To suit the Cooperstown lot, Ofer says, "We knew we wanted a traditional polygonal shape, but the exact proportions were very tricky to get right. It had to be big enough to accommodate a buffer circulation zone around the carousel, but it couldn't be so big that it overwhelmed the site. And it couldn't look too light-hearted, either, in the midst of those authentic, weathered old farm buildings." The architects also had to engineer the structure for year-round use and provide climate control to protect the carvings.
In close collaboration with Siracusa, Altonview wrapped a subdued palette of traditional materials around a pre-engineered steel frame. Painted wooden pilasters separate arched, 15-lite cedar doors (from Hahn's Woodworking in Branchburg, NJ). Window sash with 12 lites ring the clerestory. Cedar shingles wrap a gabled rear wing for bathrooms and mechanicals. In the winter, radiant-heating pipes warm the brick floors. In the summer, the doors roll up at the touch of a button into slots amid sprinkler pipes overhead. When the doors are open, Ofer says, "they tuck one above the other like petals, with a tight one-inch clearance in between."
In spring 2006, the museum purchased a used tractor-trailer bed for hauling the carousel northward.

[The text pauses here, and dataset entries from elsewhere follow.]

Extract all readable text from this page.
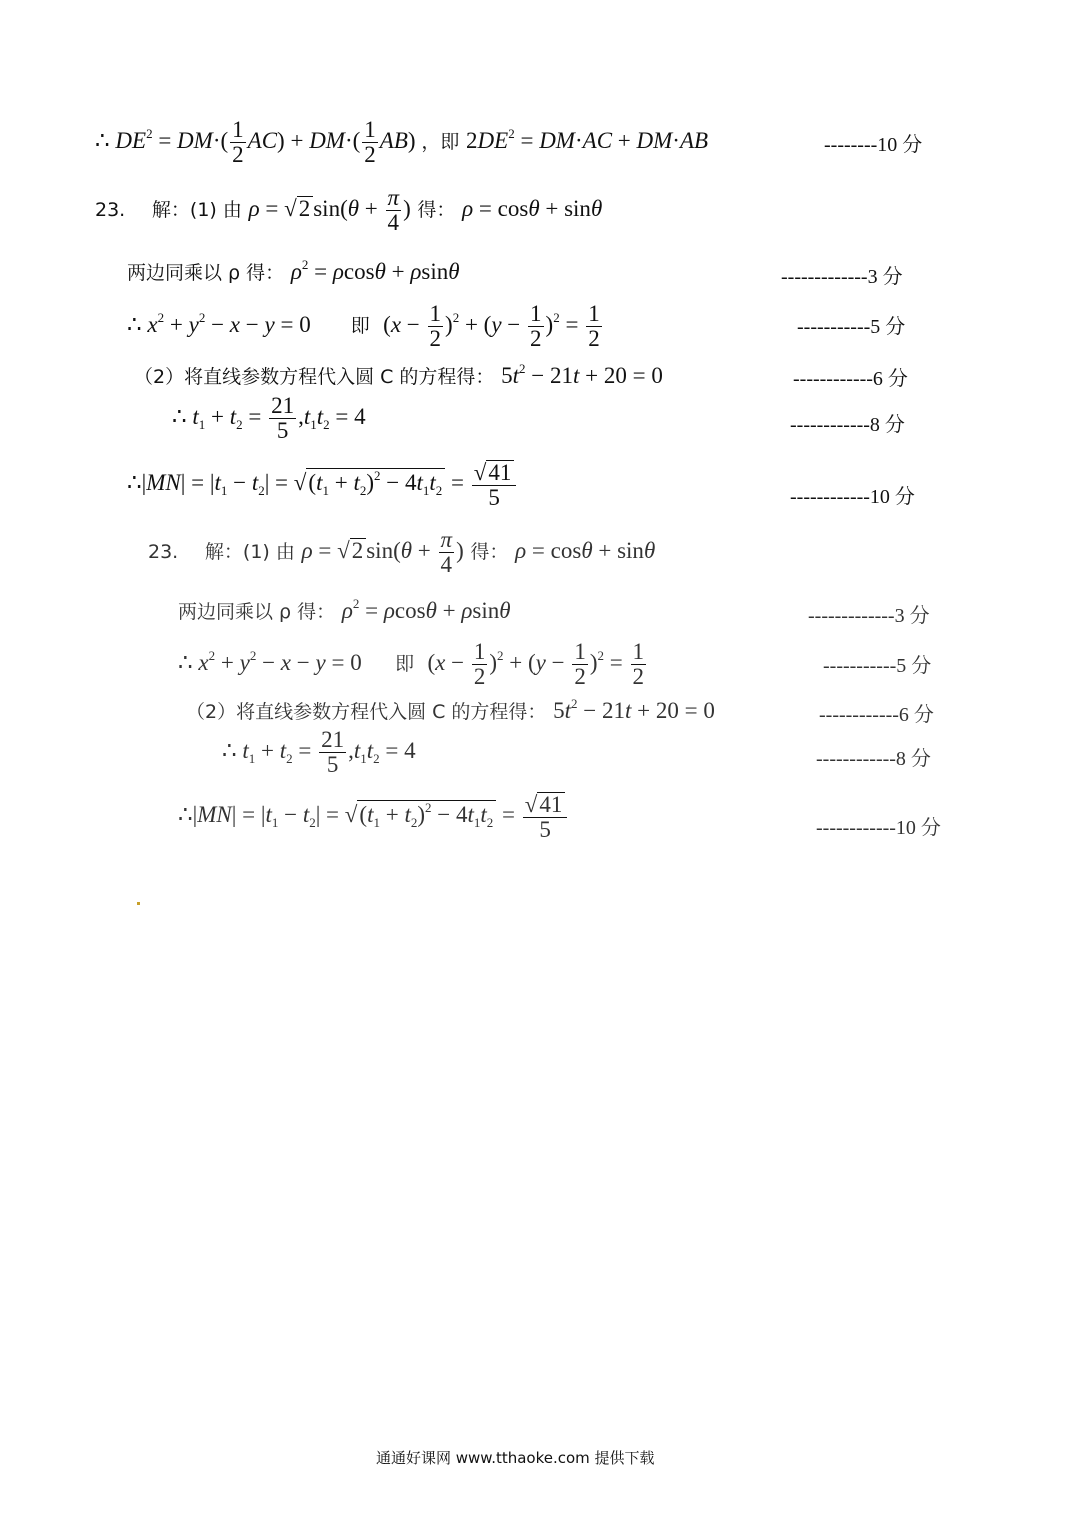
∴ $DE^2 = DM\cdot( \frac{1}{2} AC) + DM\cdot( \frac{1}{2} AB)$ ，即 $2DE^2 = DM\cdot AC + DM\cdot AB$	--------10 分
23. 解：(1) 由 ρ = √2 $\sin(\theta + \frac{\pi}{4}$ ) 得： ρ = cosθ + sinθ
两边同乘以 ρ 得： $\rho^2 = \rho\cos\theta + \rho\sin\theta$	-------------3 分
∴ $x^2 + y^2 - x - y = 0$ 即 $(x - \frac{1}{2} )^2 + (y - \frac{1}{2} )^2 = \frac{1}{2}$	-----------5 分
（2）将直线参数方程代入圆 C 的方程得： $5t^2 - 21t + 20 = 0$	------------6 分
∴ $t_1 + t_2 = \frac{21}{5} ,t_1t_2 = 4$	------------8 分
∴|MN| = $|t_1 - t_2| = √(t_1 + t_2)^2 - 4t_1t_2 = \frac{√41}{5}$	------------10 分
23. 解：(1) 由 ρ = √2 $\sin(\theta + \frac{\pi}{4}$ ) 得： ρ = cosθ + sinθ
两边同乘以 ρ 得： $\rho^2 = \rho\cos\theta + \rho\sin\theta$	-------------3 分
∴ $x^2 + y^2 - x - y = 0$ 即 $(x - \frac{1}{2} )^2 + (y - \frac{1}{2} )^2 = \frac{1}{2}$	-----------5 分
（2）将直线参数方程代入圆 C 的方程得： $5t^2 - 21t + 20 = 0$	------------6 分
∴ $t_1 + t_2 = \frac{21}{5} ,t_1t_2 = 4$	------------8 分
∴|MN| = $|t_1 - t_2| = √(t_1 + t_2)^2 - 4t_1t_2 = \frac{√41}{5}$	------------10 分
通通好课网 www.tthaoke.com 提供下载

The museum construction crew finished the pavilion in time "everyone was so excited about the project, they really pulled together to get it done," Siracusa says. Since it opened, head counts of visitors and members have risen, and the demographics are skewing younger. "It's having a long-term positive effect on the museum," he says.
One frequent guest is Holzman, who's delighted with the Altonview building. "It evokes the past and perfectly fits the essence of the carousel," he says. "After 23 years, there's been a happy ending to this amazing saga. Sometimes I just sit and watch the children all over the carousel, and the adults on it smiling and feeling a little younger. In one of the murals we painted a folk saying: 'Every time you ride a carousel, one more day on earth you will dwell."